An old Family Dog poster?

That, too. But back in a corner, all dusty and faded, I found my old Social Consciousness. Just for the fun of it, I took it out, re-installed it, and started it. But it doesn't work nearly as well as it used to. I thought maybe you'd know why.

I'll need to know more, I prodded.

I'm still a strong supporter of women's rights. But then that Social Consciousness kicked in and said I should support the rights of indigenous peoples to their own ways of life. But most of those cultures, from New Guinea to Afghanistan, are totally male-dominant and oppressive to women. I'd be nothing more than a chattel in one of those cultures I'm supposed to be trying to save. Does that make any sense?

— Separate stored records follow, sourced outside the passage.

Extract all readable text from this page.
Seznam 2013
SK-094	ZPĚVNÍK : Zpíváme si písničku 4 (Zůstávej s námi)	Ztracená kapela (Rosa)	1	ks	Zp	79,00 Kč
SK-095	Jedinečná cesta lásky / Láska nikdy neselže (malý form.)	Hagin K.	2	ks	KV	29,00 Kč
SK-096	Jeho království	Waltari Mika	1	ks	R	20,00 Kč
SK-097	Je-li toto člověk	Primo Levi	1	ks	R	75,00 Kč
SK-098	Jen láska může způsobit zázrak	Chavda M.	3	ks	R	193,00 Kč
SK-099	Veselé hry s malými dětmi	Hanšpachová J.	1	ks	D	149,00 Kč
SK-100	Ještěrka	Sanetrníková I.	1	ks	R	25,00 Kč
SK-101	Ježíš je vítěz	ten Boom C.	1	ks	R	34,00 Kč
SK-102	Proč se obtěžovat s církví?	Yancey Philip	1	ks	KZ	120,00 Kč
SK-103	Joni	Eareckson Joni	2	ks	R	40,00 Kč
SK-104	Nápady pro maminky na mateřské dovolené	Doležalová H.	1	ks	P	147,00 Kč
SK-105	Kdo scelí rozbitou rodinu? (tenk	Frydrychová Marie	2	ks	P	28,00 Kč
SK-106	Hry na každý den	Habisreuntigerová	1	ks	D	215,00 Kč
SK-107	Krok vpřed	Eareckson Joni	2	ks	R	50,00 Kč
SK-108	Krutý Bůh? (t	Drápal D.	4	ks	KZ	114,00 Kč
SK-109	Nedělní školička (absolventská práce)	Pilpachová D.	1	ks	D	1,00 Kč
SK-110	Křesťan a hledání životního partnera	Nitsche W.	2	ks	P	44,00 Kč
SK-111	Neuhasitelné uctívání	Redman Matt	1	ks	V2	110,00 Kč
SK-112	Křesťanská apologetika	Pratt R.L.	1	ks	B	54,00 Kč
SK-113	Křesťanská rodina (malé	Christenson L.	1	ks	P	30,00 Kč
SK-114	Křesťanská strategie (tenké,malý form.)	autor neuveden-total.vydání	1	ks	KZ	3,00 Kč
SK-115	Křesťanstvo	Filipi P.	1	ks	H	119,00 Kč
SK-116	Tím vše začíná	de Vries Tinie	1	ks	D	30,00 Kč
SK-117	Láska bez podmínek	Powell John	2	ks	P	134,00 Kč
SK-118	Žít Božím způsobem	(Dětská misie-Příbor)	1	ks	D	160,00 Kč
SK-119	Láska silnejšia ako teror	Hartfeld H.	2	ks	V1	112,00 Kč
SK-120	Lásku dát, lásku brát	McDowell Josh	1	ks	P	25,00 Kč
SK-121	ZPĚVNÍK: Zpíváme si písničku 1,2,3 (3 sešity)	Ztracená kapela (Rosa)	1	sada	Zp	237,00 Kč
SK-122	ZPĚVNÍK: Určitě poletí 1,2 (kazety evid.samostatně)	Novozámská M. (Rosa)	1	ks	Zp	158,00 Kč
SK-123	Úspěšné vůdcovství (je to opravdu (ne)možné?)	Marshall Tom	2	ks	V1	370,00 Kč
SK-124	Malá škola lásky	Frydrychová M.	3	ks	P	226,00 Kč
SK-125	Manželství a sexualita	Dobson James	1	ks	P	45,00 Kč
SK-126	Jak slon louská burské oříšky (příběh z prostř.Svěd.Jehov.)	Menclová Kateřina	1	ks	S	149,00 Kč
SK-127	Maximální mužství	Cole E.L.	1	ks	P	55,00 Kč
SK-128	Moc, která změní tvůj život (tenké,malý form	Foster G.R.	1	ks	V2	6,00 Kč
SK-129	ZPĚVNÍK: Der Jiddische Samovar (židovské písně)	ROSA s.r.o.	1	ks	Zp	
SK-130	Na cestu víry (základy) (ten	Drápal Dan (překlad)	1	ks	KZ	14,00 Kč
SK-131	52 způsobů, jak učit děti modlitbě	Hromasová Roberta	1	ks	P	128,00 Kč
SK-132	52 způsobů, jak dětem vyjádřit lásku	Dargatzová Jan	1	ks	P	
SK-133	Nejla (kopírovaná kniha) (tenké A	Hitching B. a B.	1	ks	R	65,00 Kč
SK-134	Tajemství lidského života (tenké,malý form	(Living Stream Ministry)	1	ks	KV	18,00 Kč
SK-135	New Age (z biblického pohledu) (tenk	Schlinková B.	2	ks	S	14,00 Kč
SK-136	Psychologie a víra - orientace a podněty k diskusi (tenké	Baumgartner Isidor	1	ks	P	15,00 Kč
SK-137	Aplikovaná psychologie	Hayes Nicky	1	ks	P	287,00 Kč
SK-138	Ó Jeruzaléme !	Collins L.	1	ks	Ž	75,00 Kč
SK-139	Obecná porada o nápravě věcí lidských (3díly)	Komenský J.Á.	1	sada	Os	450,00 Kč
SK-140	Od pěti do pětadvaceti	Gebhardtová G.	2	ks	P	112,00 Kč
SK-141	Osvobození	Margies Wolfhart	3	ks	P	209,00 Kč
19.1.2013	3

No, I agreed. Any other problems?

My Social Consciousness told me to get involved in a local issue, fighting a proposed gravel pit behind my home.

Why was that a problem?

Because I live in a house with a concrete foundation next to a paved street. To have those things, you need gravel. Besides that, gravel pits provide jobs that provide food and shelter. If everybody says No gravel pit near my house, then eventually our economy, and our ability to provide food and shelter, grinds to a halt. That can't be for the good.

That is a dilemma, I granted. Have you figured any way out of it?

I've tried, but I haven't come up with anything, she confessed. It was so easy to listen to your Social Consciousness back in the 60s, or to ignore it totally and just make money in the 80s. Issues are always simple when you just look at one side of things. I have this awful fear that it's time now to start considering more than one side, and I'm not sure I know how.

My heart sank. You always led the way, I sighed. And now you say you don't know what the way is?

No, I don't, she conceded. For the first time in my life, I don't know. I hoped you did.

I hated to tell her that I didn't know either. But we promised to keep in touch.